Pacelli had read Hitler’s “Mein Kampf” as early as 1925 and told fellow
diplomats that Hitler was “obsessed” and a “new manifestation” of the
Anti-Christ. As papal nuncio in Germany, he drove policy on the Nazis,
criticizing them 40 times before 1929. As secretary, he did sign an
agreement with Hitler’s Germany in 1933 but told the British he had
to do so or it would mean the “virtual elimination of the Catholic Church”
in Germany. Using it in 1934, he was able to protest the Nazis’ closing
some 200 Catholic publications, taking over Church schools and forcing
Catholics to join the Hitler Youth. He also lodged 60 protests of Jewish
cases.
In 1935, he explained to 325,000 Lourdes pilgrims that the “church will
never come to terms with Nazis as long as they persist in their racial
philosophy.” Throughout 1936 and thereafter, his Vatican Radio broadcast
against these racial laws. Following the encyclical, on January 9, 1939,
Pacelli told the world’s archbishops that their governments should accept
Jews trying to escape Germany, and the next day the same order to the
American cardinals. By March, he was pope.
His first encyclical defines human nature as “neither gentile nor Jew,”
but universal. On Oct. 28, 1939, the New York Times explained it as:
“Pope condemns dictators, treaty violators, racism.” Its Jan. 23, 1940,
leading item was, “Vatican denounces atrocities in Poland; Germans called
even worse than Russians.” On March 11, 1940, Pius confronted German
Foreign Minister Joachim von Ribbentrop, which the Times headlined three
days later as, “Pope is emphatic about just peace: Jewish rights defended.”
After the fall of France in 1940, Pius sent a secret letter telling
bishops to help those suffering from racism, reminding them racism is
“incompatible with the teachings of the Catholic Church.”
In its Dec. 25, 1941, editorial, the New York Times applauded the pope
for placing “himself squarely against Hitlerism,” upset that “the voice
of Pius VII is a lonely voice in the silence and darkness enveloping
Europe this Christmas.”
In the face of this overwhelming record, how is it possible so many
believe the opposite? Except for Nazi and communist propaganda, the
sources are one play by Rolf Hochhuth, “the Deputy,” and John Cornwell’s
“Hitler’s Pope.” Despite the fact that 12 volumes of unrefuted material
were produced by four Jesuit historians rebutting the play, the literary
set loved it. They preferred the art to the facts and ignored that Mr.
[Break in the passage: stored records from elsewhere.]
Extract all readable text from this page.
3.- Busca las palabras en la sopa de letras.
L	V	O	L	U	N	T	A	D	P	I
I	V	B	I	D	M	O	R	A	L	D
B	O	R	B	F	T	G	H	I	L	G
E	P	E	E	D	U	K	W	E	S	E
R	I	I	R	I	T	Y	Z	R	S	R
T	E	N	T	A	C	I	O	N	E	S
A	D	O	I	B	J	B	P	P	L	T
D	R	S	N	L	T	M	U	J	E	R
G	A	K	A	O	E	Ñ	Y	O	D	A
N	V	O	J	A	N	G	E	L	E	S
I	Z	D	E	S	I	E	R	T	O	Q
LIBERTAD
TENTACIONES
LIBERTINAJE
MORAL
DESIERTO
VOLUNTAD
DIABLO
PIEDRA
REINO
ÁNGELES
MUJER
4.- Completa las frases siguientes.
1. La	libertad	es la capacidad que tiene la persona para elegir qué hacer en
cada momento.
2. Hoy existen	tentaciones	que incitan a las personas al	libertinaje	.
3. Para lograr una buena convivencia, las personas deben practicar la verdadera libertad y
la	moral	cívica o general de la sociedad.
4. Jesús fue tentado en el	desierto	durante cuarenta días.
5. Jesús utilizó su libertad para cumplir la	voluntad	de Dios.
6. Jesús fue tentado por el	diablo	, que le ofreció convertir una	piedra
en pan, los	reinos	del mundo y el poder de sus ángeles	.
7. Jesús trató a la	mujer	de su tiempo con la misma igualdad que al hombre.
Hochhuth was in the Hitler Youth, trained in its virulent anti-clericalism.
Mr. Cornwell said he was convinced of the pope’s innocence before he
searched “long-buried Vatican files,” when his eyes were opened. In
fact, he did not see any archival documents dated after 1922 – before
Hitler had any political significance whatsoever. He admitted in 1989
that he was a “lapsed Catholic for more than 20 years,” and an ex-seminarian
who enjoyed testing the faith of his fellow students.
The charge against Pius XII is slander against a good man and nothing
more. After the “final solution” leaked out, the New York Times headlined,
on Aug. 6, 1942: “Pope is said to plead for Jews listed for removal
from France.” It was Israeli consul to Italy Rabbi Pinchas Lapide who
researched Yad Vashem in Jerusalem and reported that Pope Pius XII led
efforts to save 860,000 Jews, “more than all other churches, religious
institutions and rescue organizations put together.” What motivates
those who take the Times as holy writ and ignore these facts?
Donald
Devine, former director Of the U.S. Office of Personnel Management,
is a columnist and a Washington-based policy consultant and a Vice Chairman
for the American Conservative Union.